訪米で習政権「米中関係」「中国伝統」重視 独立メディアに伝える

 

 今回の訪米の目的は、150年前、北米鉄道の建設に参加した中国系労働者を記念するイベントへの出席だった。「習近平氏はこの歴史を、太平洋を跨ぐ両地域間の友情の象徴だと認識している」と話した。また生氏は、習氏が「中国伝統文化を崇敬している」ことも強調した。

 生氏の発言から見ると、習近平政権が米中関係への重視と、伝統文化への高い評価を外界に向けて発信したいと見て取れる。これを発信するのに、法輪功学習者が設立した大紀元と新唐人を選んだ。

 これは、将来中国社会が直面する大きな変革への下準備として、習政権が伝統文化と民族感情を基に、中国共産党政治体制の外にいる民間の力を集めたいとの狙いを反映したものではないか。

 上海市政府官員が大紀元の取材を受け入れたとのニュースが、中国大陸に伝われば、いまだに法輪功学習者を迫害し、中国社会の変革を根強く阻止している江沢民集団のメンバーに大きな打撃を与えるだろう。

習政権の4年、法輪功と深く関係

 習政権が発足してからこの4年間に行われた一連の政策は深く見ると、多くは法輪功と関係する。例えば、法輪功迫害のための労働教育制度の廃止。迫害のために設立された政府機関「610弁公室」トップ李東生氏の逮捕。元中央政治局常務委員の周永康氏、元天津市公安局局長の武長順氏など、迫害を主導した最高指導部高官や各地方政府高官の失脚・逮捕。習近平氏が国家主席に就任後、失脚し逮捕された江派閥の高官をみると、ほとんど法輪功迫害に関与した者たちだ。
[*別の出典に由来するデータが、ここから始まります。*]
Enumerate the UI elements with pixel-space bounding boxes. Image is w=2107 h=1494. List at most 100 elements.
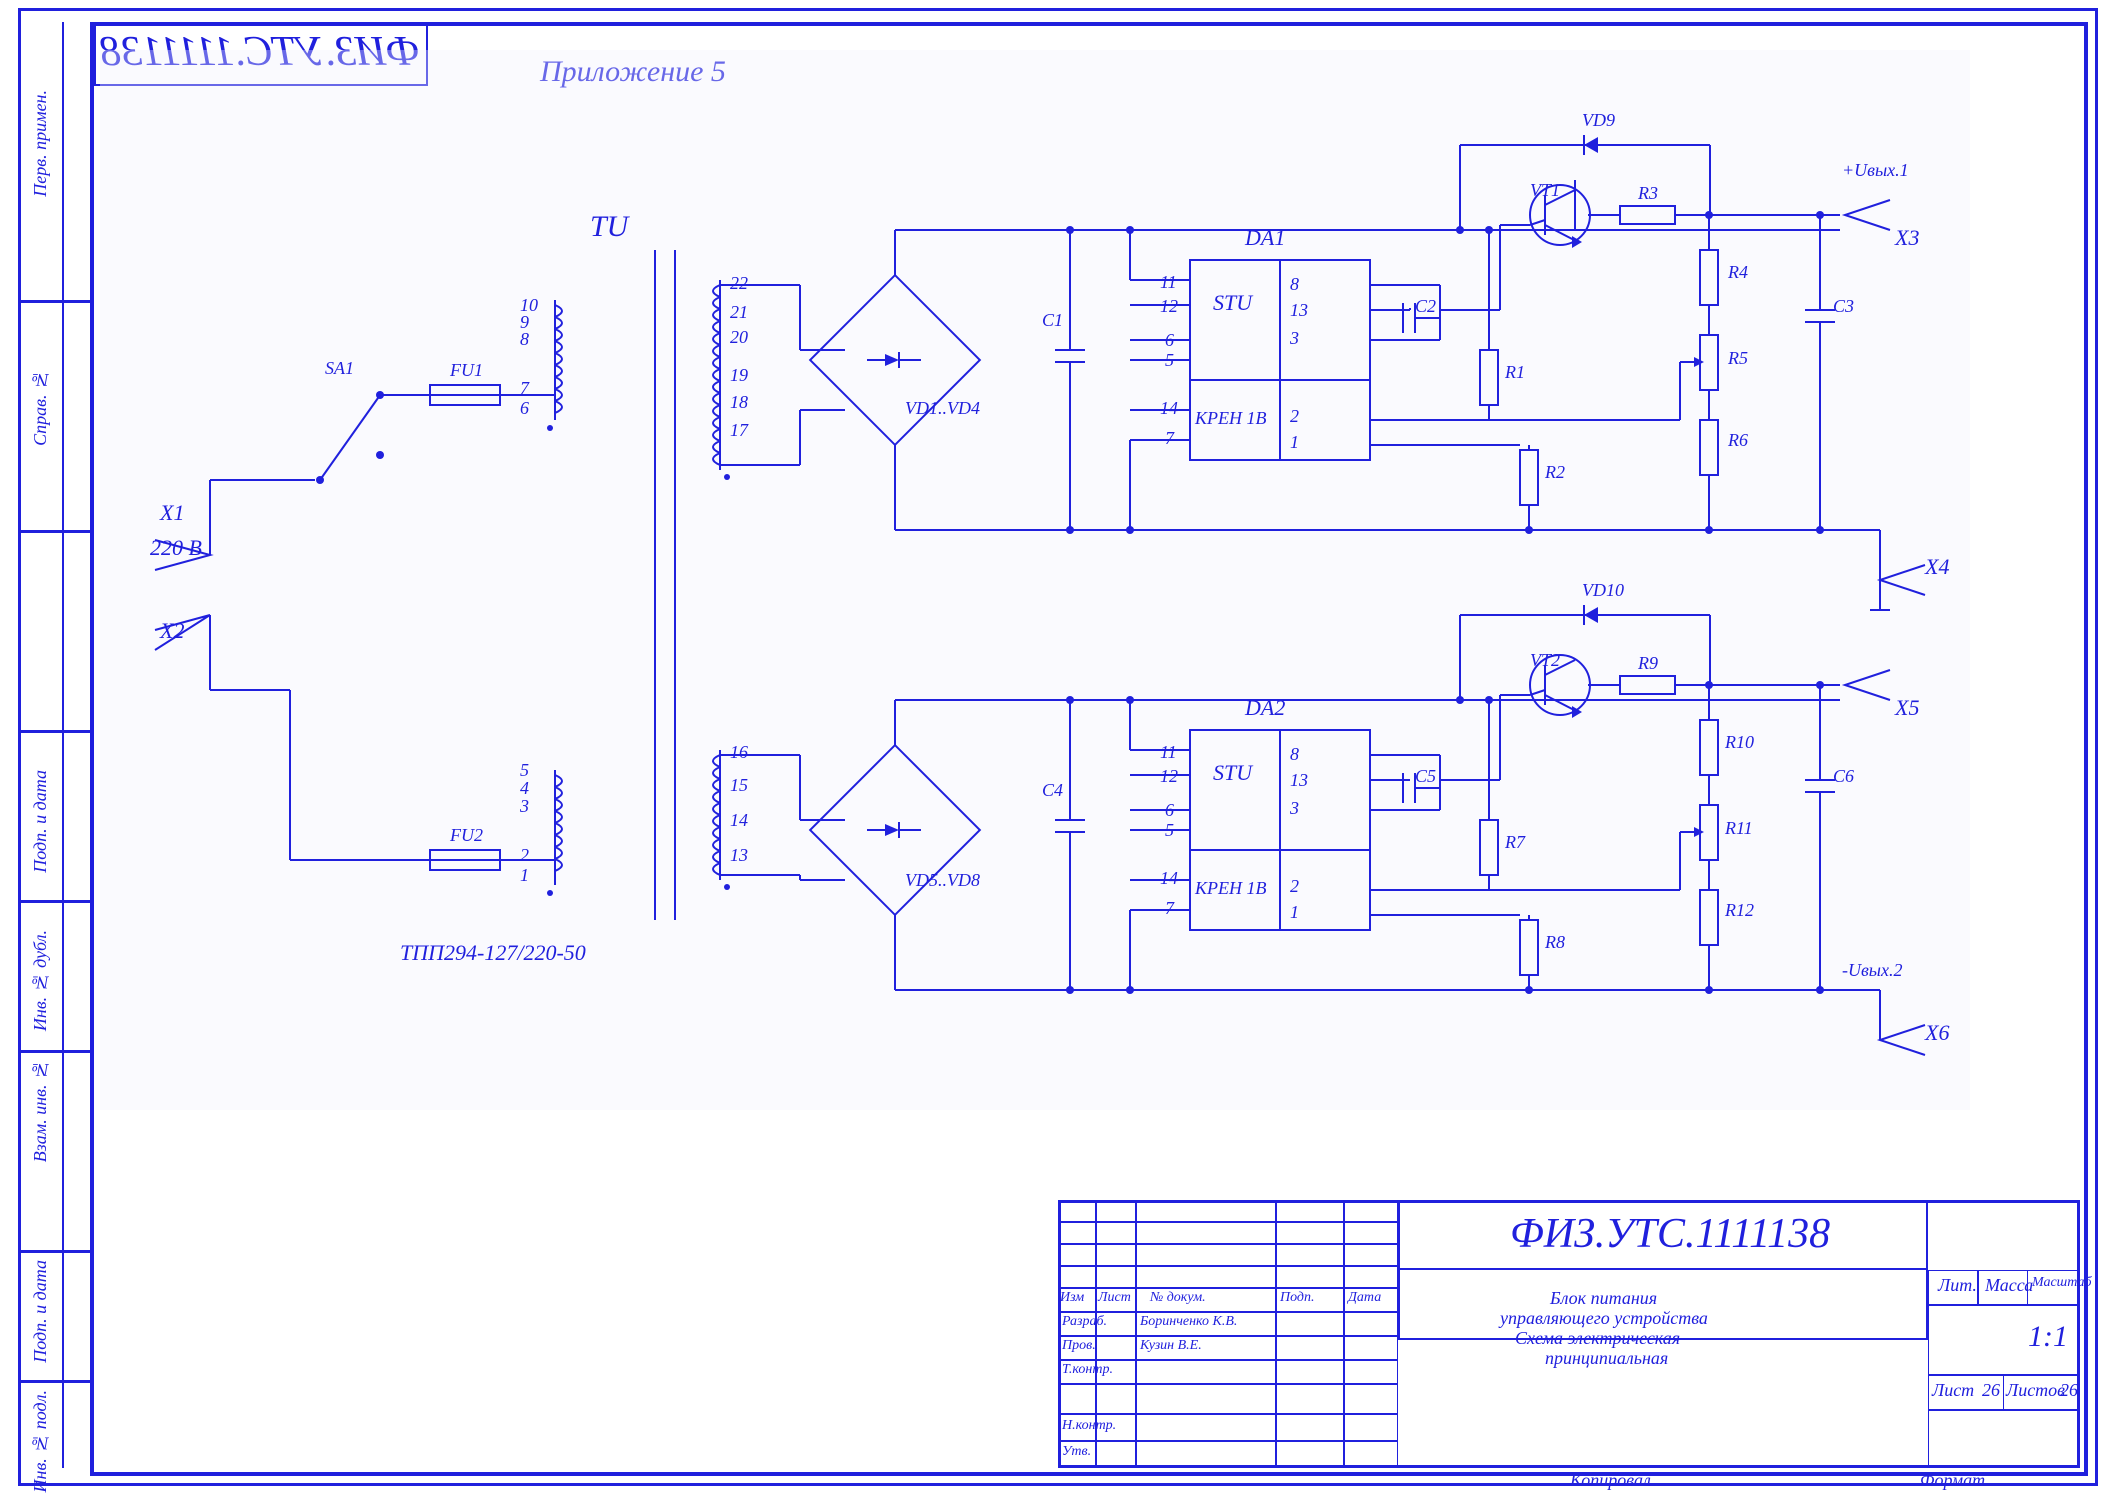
label-r5: R5 xyxy=(1728,348,1748,369)
label-r12: R12 xyxy=(1725,900,1754,921)
label-tu: TU xyxy=(590,210,628,244)
da2-rp3: 2 xyxy=(1290,876,1299,897)
drawing-page: Перв. примен. Справ. № Подп. и дата Инв.… xyxy=(0,0,2107,1494)
label-c4: C4 xyxy=(1042,780,1063,801)
label-uout1: +Uвых.1 xyxy=(1842,160,1909,181)
label-x6: X6 xyxy=(1925,1020,1949,1046)
label-c2: C2 xyxy=(1415,296,1436,317)
label-r8: R8 xyxy=(1545,932,1565,953)
label-vd9: VD9 xyxy=(1582,110,1615,131)
da2-lp5: 7 xyxy=(1165,898,1174,919)
side-sep-1 xyxy=(20,300,90,303)
label-x5: X5 xyxy=(1895,695,1919,721)
tb-listov-n: 26 xyxy=(2060,1380,2078,1401)
da2-rp4: 1 xyxy=(1290,902,1299,923)
label-r9: R9 xyxy=(1638,653,1658,674)
side-label-1: Перв. примен. xyxy=(30,90,51,197)
da1-lp2: 6 xyxy=(1165,330,1174,351)
pin-s17: 17 xyxy=(730,420,748,441)
label-r3: R3 xyxy=(1638,183,1658,204)
label-da2-kren: КРЕН 1В xyxy=(1195,878,1266,899)
label-da1-stu: STU xyxy=(1213,290,1252,316)
label-transf-model: ТПП294-127/220-50 xyxy=(400,940,586,966)
label-x3: X3 xyxy=(1895,225,1919,251)
tb-r4c1: Т.контр. xyxy=(1062,1362,1113,1378)
da2-rp1: 13 xyxy=(1290,770,1308,791)
label-220v: 220 В xyxy=(150,535,202,561)
label-r4: R4 xyxy=(1728,262,1748,283)
da2-rp0: 8 xyxy=(1290,744,1299,765)
tb-r1c2: Лист xyxy=(1098,1290,1131,1306)
pin-p1: 1 xyxy=(520,865,529,886)
tb-scale: 1:1 xyxy=(2028,1320,2068,1354)
side-label-3: Подп. и дата xyxy=(30,770,51,873)
da1-rp0: 8 xyxy=(1290,274,1299,295)
side-label-6: Подп. и дата xyxy=(30,1260,51,1363)
label-c5: C5 xyxy=(1415,766,1436,787)
label-c3: C3 xyxy=(1833,296,1854,317)
label-r2: R2 xyxy=(1545,462,1565,483)
pin-p6: 6 xyxy=(520,398,529,419)
side-label-4: Инв. № дубл. xyxy=(30,930,51,1031)
tb-title1: Блок питания xyxy=(1550,1288,1657,1309)
tb-r1c4: Подп. xyxy=(1280,1290,1315,1306)
tb-r6c1: Утв. xyxy=(1062,1444,1091,1460)
da1-lp3: 5 xyxy=(1165,350,1174,371)
da1-lp5: 7 xyxy=(1165,428,1174,449)
pin-s22: 22 xyxy=(730,273,748,294)
label-vt2: VT2 xyxy=(1530,650,1560,671)
da2-lp2: 6 xyxy=(1165,800,1174,821)
side-sep-7 xyxy=(20,1380,90,1383)
label-r1: R1 xyxy=(1505,362,1525,383)
schematic-svg xyxy=(100,50,1970,1110)
pin-s19: 19 xyxy=(730,365,748,386)
tb-format: Формат xyxy=(1920,1470,1985,1491)
tb-massa: Масса xyxy=(1985,1275,2033,1296)
pin-p7: 7 xyxy=(520,378,529,399)
label-vd5-8: VD5..VD8 xyxy=(905,870,980,891)
label-r6: R6 xyxy=(1728,430,1748,451)
pin-p3: 3 xyxy=(520,796,529,817)
da2-rp2: 3 xyxy=(1290,798,1299,819)
label-x2: X2 xyxy=(160,618,184,644)
da1-rp3: 2 xyxy=(1290,406,1299,427)
da1-rp1: 13 xyxy=(1290,300,1308,321)
pin-s14: 14 xyxy=(730,810,748,831)
tb-r3c3: Кузин В.Е. xyxy=(1140,1338,1202,1354)
label-vd1-4: VD1..VD4 xyxy=(905,398,980,419)
label-x1: X1 xyxy=(160,500,184,526)
side-label-7: Инв. № подл. xyxy=(30,1390,51,1492)
tb-title3: Схема электрическая xyxy=(1515,1328,1680,1349)
da2-lp4: 14 xyxy=(1160,868,1178,889)
pin-p2: 2 xyxy=(520,845,529,866)
tb-list: Лист xyxy=(1932,1380,1974,1401)
side-sep-4 xyxy=(20,900,90,903)
tb-r1c5: Дата xyxy=(1348,1290,1381,1306)
da1-lp4: 14 xyxy=(1160,398,1178,419)
label-x4: X4 xyxy=(1925,554,1949,580)
da1-rp2: 3 xyxy=(1290,328,1299,349)
label-c1: C1 xyxy=(1042,310,1063,331)
tb-r1c1: Изм xyxy=(1060,1290,1084,1306)
side-sep-2 xyxy=(20,530,90,533)
pin-p8: 8 xyxy=(520,329,529,350)
label-c6: C6 xyxy=(1833,766,1854,787)
da1-lp0: 11 xyxy=(1160,272,1177,293)
label-da1: DA1 xyxy=(1245,225,1285,251)
tb-title4: принципиальная xyxy=(1545,1348,1668,1369)
tb-listov: Листов xyxy=(2006,1380,2065,1401)
side-label-2: Справ. № xyxy=(30,370,51,446)
da1-rp4: 1 xyxy=(1290,432,1299,453)
side-label-5: Взам. инв. № xyxy=(30,1060,51,1162)
da2-lp1: 12 xyxy=(1160,766,1178,787)
pin-s13: 13 xyxy=(730,845,748,866)
pin-s18: 18 xyxy=(730,392,748,413)
label-da2: DA2 xyxy=(1245,695,1285,721)
pin-s21: 21 xyxy=(730,302,748,323)
label-sa1: SA1 xyxy=(325,358,354,379)
label-da1-kren: КРЕН 1В xyxy=(1195,408,1266,429)
label-da2-stu: STU xyxy=(1213,760,1252,786)
da2-lp0: 11 xyxy=(1160,742,1177,763)
tb-r1c3: № докум. xyxy=(1150,1290,1206,1306)
label-r7: R7 xyxy=(1505,832,1525,853)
 また、今年4月23日に、1999年4月25日1万人以上の法輪功学習者が政府中枢である中南海で平和に陳情を行った記念日の前にして、習氏が全国宗教会議を行い、信仰の自由を主張した。

 習近平主席「信仰自由」「法治を強化」法輪功政策が変わるシグナルか=宗教工作会議​

 江沢民集団は法輪功に対して17年間も迫害を続けてきた。この結果、中国社会が政治、経済、道徳など多方面において深刻な危機に陥っている。法輪功への迫害を続けていくならば、これらの危機を根本的に解決されられないだろう。

 中国共産党官員の生鍵紅氏が米国で大紀元と新唐人の取材に応じたことで、江沢民集団による法輪功への迫害はもはや末路を迎えており、(江集団の崩壊で)中国も大きな変化を迎えるだろうとのシグナルを送った。

 中国大陸で大紀元と新唐人を目にするのは、もう遠くないだろう。